Since 1990 Virginia Tech has cooperated with Iluka Resources Inc and their predecessor (RGC Mineral Sands Inc.) on a variety of environmental issues related to the development of the Old Hickory and Concord heavy mineral resources.
Our agricultural soil reconstruction research initially involved greenhouse experiments to explore plant growth response to various mixes of tailings (sand) and slimes (clay and silt). This led to the development of preliminary reclamation strategies for the return of the mined area to row-crop productivity. Subsequently, an intensive mine soil reconstruction experiment was installed over pilot-scale mining pits to characterize and compare soil properties and crop productivity on the reclaimed mine soils vs. directly adjacent undisturbed soils. This field study also directly compared productivity of reconstructed mine soils with and without topsoil replacement.
Since mining was initiated in 1997, we have mapped and characterized chemical and physical soil properties within reclaimed mining pits. This included hundreds of auger observations of mine soil profiles in various reclaimed pits and detailed soil profile descriptions and classification of 30+ backhoe pits. We also monitor water quality in a former mine pit which was reclaimed with biosolids applied at reclamation rates under Virginia Department of Health research provisions.

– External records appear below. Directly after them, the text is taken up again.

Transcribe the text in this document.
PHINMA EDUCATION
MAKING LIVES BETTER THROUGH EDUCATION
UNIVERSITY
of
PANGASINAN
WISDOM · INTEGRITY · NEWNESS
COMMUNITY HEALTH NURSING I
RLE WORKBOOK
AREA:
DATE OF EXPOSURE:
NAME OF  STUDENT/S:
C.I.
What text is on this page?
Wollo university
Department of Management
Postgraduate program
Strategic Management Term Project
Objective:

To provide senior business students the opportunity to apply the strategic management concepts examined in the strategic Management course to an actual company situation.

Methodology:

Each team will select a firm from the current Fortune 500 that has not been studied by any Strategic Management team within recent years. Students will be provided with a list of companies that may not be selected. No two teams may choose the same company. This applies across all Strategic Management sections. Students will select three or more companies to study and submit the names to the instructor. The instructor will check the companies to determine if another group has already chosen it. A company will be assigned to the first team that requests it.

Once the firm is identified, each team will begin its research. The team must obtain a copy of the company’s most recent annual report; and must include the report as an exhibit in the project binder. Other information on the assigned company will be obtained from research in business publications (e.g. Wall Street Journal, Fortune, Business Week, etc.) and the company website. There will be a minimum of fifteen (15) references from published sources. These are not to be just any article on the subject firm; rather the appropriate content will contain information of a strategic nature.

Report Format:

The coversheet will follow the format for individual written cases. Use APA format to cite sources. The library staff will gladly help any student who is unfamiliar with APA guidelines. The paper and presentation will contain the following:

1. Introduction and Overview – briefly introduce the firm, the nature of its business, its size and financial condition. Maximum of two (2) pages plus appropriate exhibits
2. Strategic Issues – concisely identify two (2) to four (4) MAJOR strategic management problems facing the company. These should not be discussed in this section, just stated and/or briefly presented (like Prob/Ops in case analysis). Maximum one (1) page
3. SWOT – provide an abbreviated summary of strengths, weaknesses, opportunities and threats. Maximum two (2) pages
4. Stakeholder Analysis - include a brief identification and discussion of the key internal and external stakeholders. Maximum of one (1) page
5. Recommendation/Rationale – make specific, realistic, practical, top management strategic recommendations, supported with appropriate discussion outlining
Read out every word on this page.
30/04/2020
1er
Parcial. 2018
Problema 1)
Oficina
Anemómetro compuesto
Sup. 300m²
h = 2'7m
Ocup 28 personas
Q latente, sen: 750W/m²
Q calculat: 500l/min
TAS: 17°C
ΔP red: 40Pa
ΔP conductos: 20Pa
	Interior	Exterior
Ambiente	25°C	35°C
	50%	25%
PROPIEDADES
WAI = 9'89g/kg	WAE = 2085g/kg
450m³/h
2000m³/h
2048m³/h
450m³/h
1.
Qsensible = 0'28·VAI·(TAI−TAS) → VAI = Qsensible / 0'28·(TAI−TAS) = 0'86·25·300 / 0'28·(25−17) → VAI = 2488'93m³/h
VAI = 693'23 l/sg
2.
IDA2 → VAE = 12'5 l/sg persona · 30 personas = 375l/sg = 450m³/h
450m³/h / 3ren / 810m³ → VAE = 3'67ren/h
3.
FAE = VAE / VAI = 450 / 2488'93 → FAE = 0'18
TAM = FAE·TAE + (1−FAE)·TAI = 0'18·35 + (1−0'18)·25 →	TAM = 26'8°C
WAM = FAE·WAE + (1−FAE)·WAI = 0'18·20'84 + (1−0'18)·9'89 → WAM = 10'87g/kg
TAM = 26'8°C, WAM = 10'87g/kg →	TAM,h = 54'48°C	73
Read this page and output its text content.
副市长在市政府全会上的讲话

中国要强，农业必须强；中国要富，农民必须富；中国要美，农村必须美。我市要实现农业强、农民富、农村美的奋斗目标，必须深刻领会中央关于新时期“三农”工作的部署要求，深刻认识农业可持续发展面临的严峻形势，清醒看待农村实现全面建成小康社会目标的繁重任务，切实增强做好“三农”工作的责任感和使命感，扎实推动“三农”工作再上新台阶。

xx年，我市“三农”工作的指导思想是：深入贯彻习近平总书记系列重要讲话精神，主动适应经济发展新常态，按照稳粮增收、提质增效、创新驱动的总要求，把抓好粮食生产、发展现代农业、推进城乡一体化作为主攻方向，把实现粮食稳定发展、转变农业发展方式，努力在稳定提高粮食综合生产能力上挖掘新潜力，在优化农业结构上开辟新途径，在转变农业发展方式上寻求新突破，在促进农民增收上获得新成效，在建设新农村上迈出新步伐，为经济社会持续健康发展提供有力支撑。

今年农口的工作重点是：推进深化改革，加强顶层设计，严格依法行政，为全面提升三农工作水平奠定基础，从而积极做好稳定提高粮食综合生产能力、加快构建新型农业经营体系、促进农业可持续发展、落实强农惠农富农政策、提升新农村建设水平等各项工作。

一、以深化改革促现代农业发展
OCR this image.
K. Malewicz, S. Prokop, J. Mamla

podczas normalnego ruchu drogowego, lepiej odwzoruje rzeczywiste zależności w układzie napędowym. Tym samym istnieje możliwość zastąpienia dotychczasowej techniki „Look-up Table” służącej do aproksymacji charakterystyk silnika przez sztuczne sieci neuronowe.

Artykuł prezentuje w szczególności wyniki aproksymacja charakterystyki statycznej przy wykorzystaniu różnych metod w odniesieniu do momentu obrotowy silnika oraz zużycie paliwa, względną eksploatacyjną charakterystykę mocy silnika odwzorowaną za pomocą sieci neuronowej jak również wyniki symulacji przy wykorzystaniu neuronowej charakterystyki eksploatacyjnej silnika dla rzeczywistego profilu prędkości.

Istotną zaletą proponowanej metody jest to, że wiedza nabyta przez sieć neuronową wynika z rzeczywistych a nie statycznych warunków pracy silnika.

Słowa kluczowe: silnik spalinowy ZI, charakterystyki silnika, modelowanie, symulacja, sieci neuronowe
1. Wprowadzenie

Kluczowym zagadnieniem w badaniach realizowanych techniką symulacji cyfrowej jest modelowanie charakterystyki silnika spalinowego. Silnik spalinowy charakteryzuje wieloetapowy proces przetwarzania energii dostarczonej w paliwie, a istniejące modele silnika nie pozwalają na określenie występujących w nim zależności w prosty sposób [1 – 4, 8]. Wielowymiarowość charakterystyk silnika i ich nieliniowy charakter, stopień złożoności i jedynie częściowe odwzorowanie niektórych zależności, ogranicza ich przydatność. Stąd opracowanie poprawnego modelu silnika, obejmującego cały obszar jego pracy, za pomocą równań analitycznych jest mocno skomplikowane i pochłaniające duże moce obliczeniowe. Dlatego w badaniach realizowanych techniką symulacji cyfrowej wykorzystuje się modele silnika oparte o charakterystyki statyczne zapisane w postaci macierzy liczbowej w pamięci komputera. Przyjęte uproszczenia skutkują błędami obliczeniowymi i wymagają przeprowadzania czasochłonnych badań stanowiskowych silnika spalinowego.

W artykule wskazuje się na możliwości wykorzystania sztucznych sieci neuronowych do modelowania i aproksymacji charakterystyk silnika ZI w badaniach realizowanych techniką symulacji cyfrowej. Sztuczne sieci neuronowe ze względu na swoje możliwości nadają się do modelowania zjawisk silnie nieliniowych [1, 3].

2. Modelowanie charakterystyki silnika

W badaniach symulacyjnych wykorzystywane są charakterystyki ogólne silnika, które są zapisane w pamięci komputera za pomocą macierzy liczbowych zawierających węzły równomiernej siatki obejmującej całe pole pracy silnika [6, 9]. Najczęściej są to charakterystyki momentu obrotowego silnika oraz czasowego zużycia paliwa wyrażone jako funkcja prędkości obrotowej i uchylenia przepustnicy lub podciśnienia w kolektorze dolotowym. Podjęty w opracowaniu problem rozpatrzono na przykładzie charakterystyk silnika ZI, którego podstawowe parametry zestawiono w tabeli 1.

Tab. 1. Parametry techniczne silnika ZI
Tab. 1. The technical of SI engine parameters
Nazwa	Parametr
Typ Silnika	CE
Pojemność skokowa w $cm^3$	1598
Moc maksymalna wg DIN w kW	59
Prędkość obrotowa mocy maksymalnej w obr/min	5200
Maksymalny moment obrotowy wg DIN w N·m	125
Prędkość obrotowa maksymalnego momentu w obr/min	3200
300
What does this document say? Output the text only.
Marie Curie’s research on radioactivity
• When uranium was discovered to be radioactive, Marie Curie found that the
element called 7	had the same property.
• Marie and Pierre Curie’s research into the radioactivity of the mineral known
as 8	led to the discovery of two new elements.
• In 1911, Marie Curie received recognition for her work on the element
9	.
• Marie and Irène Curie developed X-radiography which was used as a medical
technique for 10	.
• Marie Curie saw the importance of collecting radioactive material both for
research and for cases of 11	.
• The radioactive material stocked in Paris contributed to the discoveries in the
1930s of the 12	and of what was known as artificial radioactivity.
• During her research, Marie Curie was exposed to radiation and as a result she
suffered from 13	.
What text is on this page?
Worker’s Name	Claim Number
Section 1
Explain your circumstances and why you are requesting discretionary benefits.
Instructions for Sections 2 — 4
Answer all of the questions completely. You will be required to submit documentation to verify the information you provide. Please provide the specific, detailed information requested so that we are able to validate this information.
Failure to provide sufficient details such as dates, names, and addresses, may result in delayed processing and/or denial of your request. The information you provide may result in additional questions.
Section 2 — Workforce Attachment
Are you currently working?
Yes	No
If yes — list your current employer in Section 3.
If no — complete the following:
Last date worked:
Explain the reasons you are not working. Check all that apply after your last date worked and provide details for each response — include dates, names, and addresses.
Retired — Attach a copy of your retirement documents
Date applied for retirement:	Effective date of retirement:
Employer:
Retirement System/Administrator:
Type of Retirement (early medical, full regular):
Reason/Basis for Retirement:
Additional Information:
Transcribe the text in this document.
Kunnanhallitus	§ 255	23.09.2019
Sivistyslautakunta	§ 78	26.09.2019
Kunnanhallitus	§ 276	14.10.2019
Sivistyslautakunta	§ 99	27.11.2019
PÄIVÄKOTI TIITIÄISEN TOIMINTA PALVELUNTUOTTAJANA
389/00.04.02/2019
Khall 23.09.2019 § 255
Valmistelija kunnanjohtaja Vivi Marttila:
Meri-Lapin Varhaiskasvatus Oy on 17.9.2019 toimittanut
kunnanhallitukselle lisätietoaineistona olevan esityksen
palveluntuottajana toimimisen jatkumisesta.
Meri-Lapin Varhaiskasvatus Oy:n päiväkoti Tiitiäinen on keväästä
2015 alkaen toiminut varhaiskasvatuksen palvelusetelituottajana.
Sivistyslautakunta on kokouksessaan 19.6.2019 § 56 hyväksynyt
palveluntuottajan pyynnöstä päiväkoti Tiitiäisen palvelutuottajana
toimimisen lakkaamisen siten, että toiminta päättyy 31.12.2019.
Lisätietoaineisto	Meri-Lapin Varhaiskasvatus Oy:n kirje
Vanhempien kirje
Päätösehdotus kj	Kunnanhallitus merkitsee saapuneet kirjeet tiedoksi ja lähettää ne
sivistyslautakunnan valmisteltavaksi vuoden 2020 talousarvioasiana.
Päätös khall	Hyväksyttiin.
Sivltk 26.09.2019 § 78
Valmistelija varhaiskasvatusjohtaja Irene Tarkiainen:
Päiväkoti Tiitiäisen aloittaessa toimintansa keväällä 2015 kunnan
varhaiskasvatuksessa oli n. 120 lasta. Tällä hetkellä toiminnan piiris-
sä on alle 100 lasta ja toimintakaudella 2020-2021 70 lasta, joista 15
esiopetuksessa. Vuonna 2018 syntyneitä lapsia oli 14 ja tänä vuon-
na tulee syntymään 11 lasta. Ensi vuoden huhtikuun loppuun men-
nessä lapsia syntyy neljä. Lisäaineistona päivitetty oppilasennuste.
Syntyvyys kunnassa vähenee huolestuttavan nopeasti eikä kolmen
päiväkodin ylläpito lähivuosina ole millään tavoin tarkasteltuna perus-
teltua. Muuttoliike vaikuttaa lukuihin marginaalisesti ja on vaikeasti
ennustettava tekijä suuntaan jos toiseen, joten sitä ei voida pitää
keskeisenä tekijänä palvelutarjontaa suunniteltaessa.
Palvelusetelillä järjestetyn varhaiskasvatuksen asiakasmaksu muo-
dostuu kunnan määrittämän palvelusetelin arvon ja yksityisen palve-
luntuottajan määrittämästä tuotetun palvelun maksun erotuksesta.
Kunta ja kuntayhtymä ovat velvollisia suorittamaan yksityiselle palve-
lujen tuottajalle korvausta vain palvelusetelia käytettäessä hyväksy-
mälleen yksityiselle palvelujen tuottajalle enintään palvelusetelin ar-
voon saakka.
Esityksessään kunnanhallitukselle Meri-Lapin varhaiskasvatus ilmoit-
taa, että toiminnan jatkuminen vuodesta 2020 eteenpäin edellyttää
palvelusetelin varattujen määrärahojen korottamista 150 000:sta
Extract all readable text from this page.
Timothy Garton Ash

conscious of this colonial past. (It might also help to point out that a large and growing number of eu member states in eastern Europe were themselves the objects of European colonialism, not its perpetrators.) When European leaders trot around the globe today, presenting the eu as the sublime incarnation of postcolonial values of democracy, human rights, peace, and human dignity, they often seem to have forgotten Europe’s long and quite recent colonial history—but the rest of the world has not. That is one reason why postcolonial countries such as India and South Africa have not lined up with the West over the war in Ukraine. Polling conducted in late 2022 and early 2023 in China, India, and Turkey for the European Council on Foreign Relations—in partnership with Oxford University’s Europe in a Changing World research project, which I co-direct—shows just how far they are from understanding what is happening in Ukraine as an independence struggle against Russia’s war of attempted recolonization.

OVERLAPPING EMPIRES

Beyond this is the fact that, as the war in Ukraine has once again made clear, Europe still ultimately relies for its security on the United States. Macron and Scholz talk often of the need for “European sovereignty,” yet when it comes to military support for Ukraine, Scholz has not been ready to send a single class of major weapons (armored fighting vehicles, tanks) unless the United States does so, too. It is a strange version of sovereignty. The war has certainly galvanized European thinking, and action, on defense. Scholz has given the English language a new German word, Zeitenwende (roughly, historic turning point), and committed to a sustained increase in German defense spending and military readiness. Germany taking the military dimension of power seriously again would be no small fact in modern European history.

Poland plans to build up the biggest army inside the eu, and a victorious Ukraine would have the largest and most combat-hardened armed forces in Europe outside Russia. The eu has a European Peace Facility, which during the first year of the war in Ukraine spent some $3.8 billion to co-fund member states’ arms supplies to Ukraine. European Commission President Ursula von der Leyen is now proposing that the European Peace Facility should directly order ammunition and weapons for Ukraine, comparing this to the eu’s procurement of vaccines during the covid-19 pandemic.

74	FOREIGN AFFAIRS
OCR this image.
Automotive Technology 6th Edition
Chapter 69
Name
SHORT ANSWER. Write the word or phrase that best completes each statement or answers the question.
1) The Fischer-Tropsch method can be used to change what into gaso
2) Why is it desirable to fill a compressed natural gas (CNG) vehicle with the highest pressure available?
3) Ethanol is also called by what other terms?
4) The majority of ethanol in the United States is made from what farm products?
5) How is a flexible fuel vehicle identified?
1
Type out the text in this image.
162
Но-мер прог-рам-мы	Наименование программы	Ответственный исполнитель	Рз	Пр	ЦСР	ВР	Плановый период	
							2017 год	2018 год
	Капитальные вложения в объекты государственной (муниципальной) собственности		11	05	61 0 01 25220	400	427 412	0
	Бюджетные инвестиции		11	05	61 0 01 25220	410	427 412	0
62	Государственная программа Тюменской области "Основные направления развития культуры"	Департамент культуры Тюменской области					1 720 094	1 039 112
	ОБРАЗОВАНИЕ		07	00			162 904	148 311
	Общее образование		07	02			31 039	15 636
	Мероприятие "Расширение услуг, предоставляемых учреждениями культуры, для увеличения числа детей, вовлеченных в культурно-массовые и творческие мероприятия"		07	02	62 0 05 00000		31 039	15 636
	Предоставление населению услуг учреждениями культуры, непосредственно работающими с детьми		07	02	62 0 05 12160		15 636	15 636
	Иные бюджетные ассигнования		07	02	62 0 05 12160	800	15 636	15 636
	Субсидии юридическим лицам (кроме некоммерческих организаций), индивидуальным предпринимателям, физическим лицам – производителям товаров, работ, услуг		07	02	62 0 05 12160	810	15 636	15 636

In 2004, Iluka Mineral Resouces, Inc., Virginia Tech and the Carraway-Winn family (local landowner) joined forces to establish the Carraway-Winn Research Farm. The 97 acre farm enabled comparison of different mine soil reconstruction strategies for the return of mined lands to agricultural production. Reconstruction treatments including topsoil replacement and biosoilds application were evaluated for both row-crop and pasture management systems. The relative effectiveness of deep ripping/tillage treatments to ameliorate adverse subsoil physical conditions was also studied.